Source: Coindesk 'Bitcoin: The Halving and Why It Matters'

These previous price increases can be explained in part by basic economic theory, which predicts that a fall in supply with no change in demand will lead to a price increase. Since the same thing is happening this time around, people expect history to repeat itself and this is one of the reasons the 2020 halving is getting so much attention online and in the media.

4) It's Potentially Priced In

2020's halving is different for a number of reasons. For one, there’s a lot more money and resources in crypto now. Global investment banks even have crypto trading desks, meaning they also have teams of analysts researching where the price is going next.
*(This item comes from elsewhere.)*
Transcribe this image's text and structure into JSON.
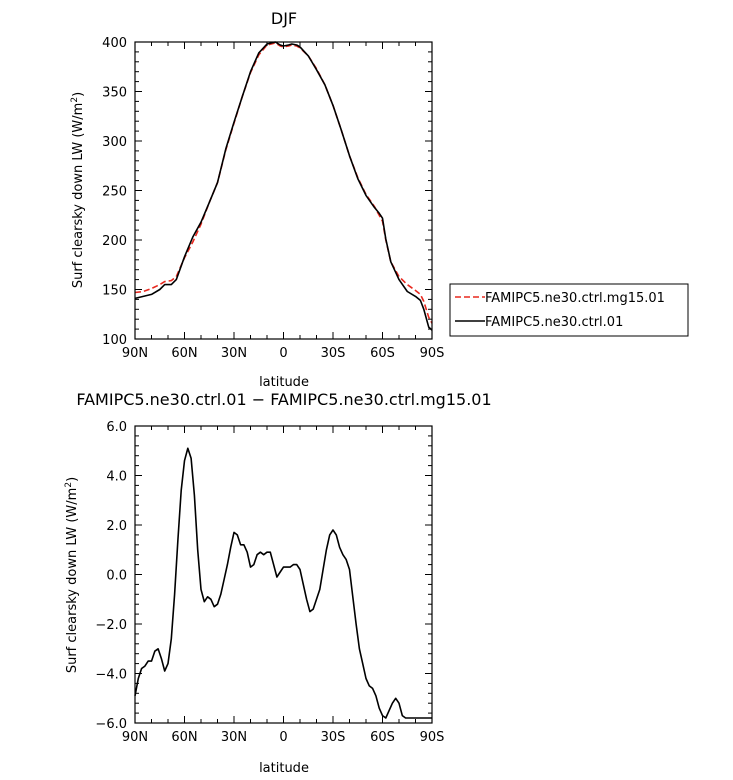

Increased scrutiny and flow of information around the asset class has led many to believe that the market, which has been aware of the schedule for some time, has already ‘priced in’ the halving.

This means that people may have already factored in that the halving is happening and bought Bitcoin, pushing up the price before the event itself.

5) Back In The Spotlight

While we know that Bitcoin’s halving event traditionally means an increase in transaction volumes and flow, the current economic climate means: 1) a lot of people are holding onto cash and 2) the investors that see Bitcoin as a speculative asset are less likely to buy it.

The truth is nobody knows what will happen to the price.

But perhaps the most important thing about the halving is that it casts a spotlight on the industry. With the space receiving more attention in the media, more people are likely to become aware of Bitcoin and its benefits. More people will think about investing in the asset and support exciting new projects in the field of decentralized finance.

As the 'halvening' approaches, more people become aware of how we can change our relationship to money, and that can only be a good thing.

Real talk 🚨.

Any investment strategy puts your capital at risk, including crypto assets such as Bitcoin. The above information is intended for informational purposes only. It is not intended to be investment advice. Seek a duly licensed professional for investment advice.